To re-activate their sampler, you can use the --mathet-sampler
(or -m
) option when using the command line, or
manually set the sampler used for computing the gamma agreement in python :
from pygamma_agreement import ShuffleContinuumSampler
...
gamma_results = continuum.compute_gamma(sampler=ShuffleContinuumSampler(),
precision_level=0.01)
Alpha value
The Gamma Software uses \(\alpha=3\) in the combined categorical dissimilarity.
To set it in the command line interface, simply use the --alpha 3
(or -a 3
) option.
In python, you need to manually create the combined categorical dissimilarity with the alpha=3
parameter.
dissim = CombinedCategoricalDissimilarity(alpha=3)

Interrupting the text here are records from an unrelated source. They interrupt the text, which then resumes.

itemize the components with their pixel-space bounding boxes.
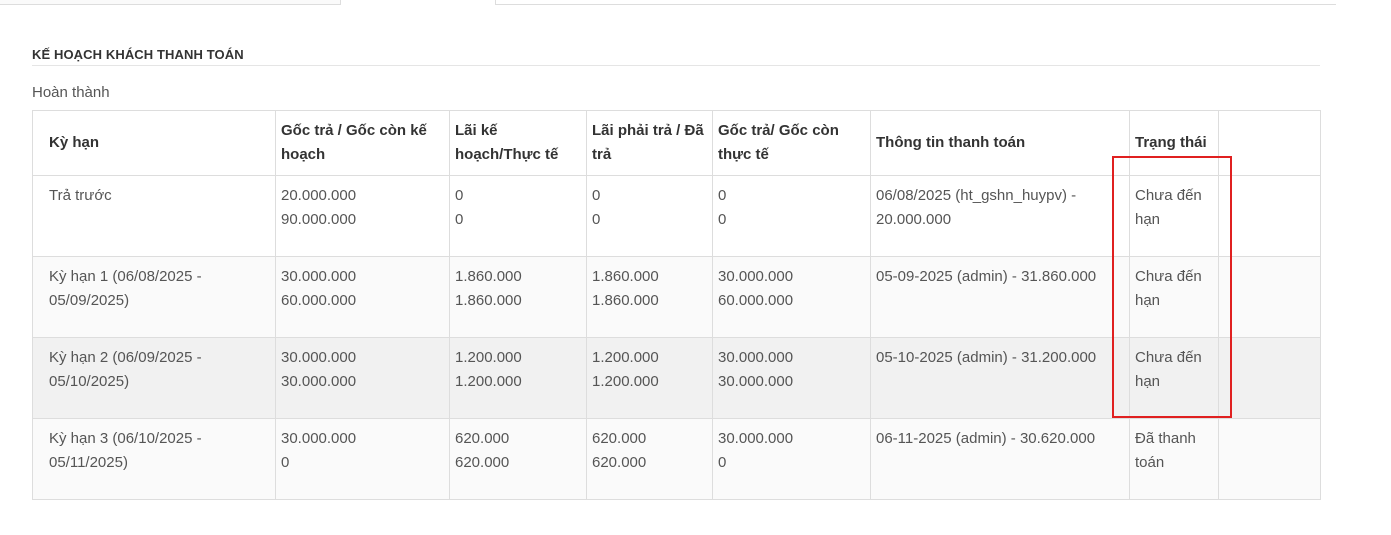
header-interest-plan: Lãi kế hoạch/Thực tế	[449, 110, 587, 176]
cell-principal-plan: 20.000.000 90.000.000	[275, 175, 450, 257]
value: 0	[718, 211, 727, 228]
value: 1.860.000	[455, 268, 522, 285]
value: 0	[455, 187, 464, 204]
cell-interest-plan: 00	[449, 175, 587, 257]
cell-status: Chưa đến hạn	[1129, 175, 1219, 257]
value: 60.000.000	[281, 292, 357, 309]
table-row: Kỳ hạn 1 (06/08/2025 - 05/09/2025) 30.00…	[32, 256, 1321, 338]
value: 30.000.000	[281, 373, 357, 390]
value: 620.000	[455, 454, 510, 471]
value: 0	[718, 454, 727, 471]
value: 0	[718, 187, 727, 204]
cell-interest-due: 1.860.000 1.860.000	[586, 256, 713, 338]
cell-status: Chưa đến hạn	[1129, 337, 1219, 419]
tab-inactive-left[interactable]	[0, 0, 341, 5]
value: 1.200.000	[592, 349, 659, 366]
cell-principal-plan: 30.000.000 30.000.000	[275, 337, 450, 419]
table-row: Kỳ hạn 2 (06/09/2025 - 05/10/2025) 30.00…	[32, 337, 1321, 419]
cell-status: Chưa đến hạn	[1129, 256, 1219, 338]
header-principal-plan: Gốc trả / Gốc còn kế hoạch	[275, 110, 450, 176]
value: 1.200.000	[455, 373, 522, 390]
cell-extra	[1218, 418, 1321, 500]
tab-bar	[0, 0, 1336, 6]
cell-term: Trả trước	[32, 175, 276, 257]
header-status: Trạng thái	[1129, 110, 1219, 176]
value: 30.000.000	[718, 430, 794, 447]
header-payment-info: Thông tin thanh toán	[870, 110, 1130, 176]
cell-term: Kỳ hạn 3 (06/10/2025 - 05/11/2025)	[32, 418, 276, 500]
header-extra	[1218, 110, 1321, 176]
value: 620.000	[455, 430, 510, 447]
value: 0	[592, 187, 601, 204]
value: 1.860.000	[455, 292, 522, 309]
value: 30.000.000	[718, 268, 794, 285]
value: 1.860.000	[592, 268, 659, 285]
value: 0	[592, 211, 601, 228]
value: 0	[455, 211, 464, 228]
header-principal-actual: Gốc trả/ Gốc còn thực tế	[712, 110, 871, 176]
cell-interest-due: 1.200.000 1.200.000	[586, 337, 713, 419]
value: 60.000.000	[718, 292, 794, 309]
value: 30.000.000	[718, 349, 794, 366]
value: 30.000.000	[281, 349, 357, 366]
table-header-row: Kỳ hạn Gốc trả / Gốc còn kế hoạch Lãi kế…	[32, 110, 1321, 176]
cell-status: Đã thanh toán	[1129, 418, 1219, 500]
cell-principal-actual: 30.000.000 30.000.000	[712, 337, 871, 419]
cell-principal-actual: 00	[712, 175, 871, 257]
value: 1.860.000	[592, 292, 659, 309]
table-row: Trả trước 20.000.000 90.000.000 00 00 00 …	[32, 175, 1321, 257]
value: 30.000.000	[281, 430, 357, 447]
cell-extra	[1218, 337, 1321, 419]
cell-principal-plan: 30.000.000 0	[275, 418, 450, 500]
header-term: Kỳ hạn	[32, 110, 276, 176]
cell-interest-due: 00	[586, 175, 713, 257]
tab-bar-rest	[495, 0, 1336, 5]
header-interest-due: Lãi phải trả / Đã trả	[586, 110, 713, 176]
cell-principal-actual: 30.000.000 0	[712, 418, 871, 500]
cell-interest-plan: 620.000 620.000	[449, 418, 587, 500]
value: 90.000.000	[281, 211, 357, 228]
cell-interest-plan: 1.200.000 1.200.000	[449, 337, 587, 419]
cell-extra	[1218, 175, 1321, 257]
value: 0	[281, 454, 290, 471]
value: 620.000	[592, 454, 647, 471]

gamma_results = continuum.compute_gamma(dissim,
sampler=ShuffleContinuumSampler(),
precision_level=0.01)
Bugs in former versions of pygamma-agreement
This section adresses fatal errors in release 0.1.6 of pygamma-agreement
, whose consequences were a wrong
output for gamma or other values. Those have been fixed in version 1.0.0.
1. Average number of annotations per annotator
In [mathet2015], section 4.3, a value is defined as such:
“let \(\bar{x}={\frac{\sum_{i=1}^{n}x_i}{n}}\) be the average number of annotations per annotator”
A misreading made us interpret this value as the total number of annotations in the continuum. Thus, the values
calculated by pygamma-agreement
were strongly impacted (a difference as big as 0.2 for small continua).
2. Minimal distance between pivots
In [mathet2015], section 5.2.1, Mathet et Al. explain their method of sampling continuua by shuffling the reference continuum using random shift positions; and they specify a constraint on those positions :
“To limit this phenomenon, we do not allow the distance between two shifts to be less than the average length of units.”
In the previous version of the library, we overlooked this specificity of the sampling algorithm, which made the gamma values slightly bigger than expected (even after correction of the previous, far more impactful error).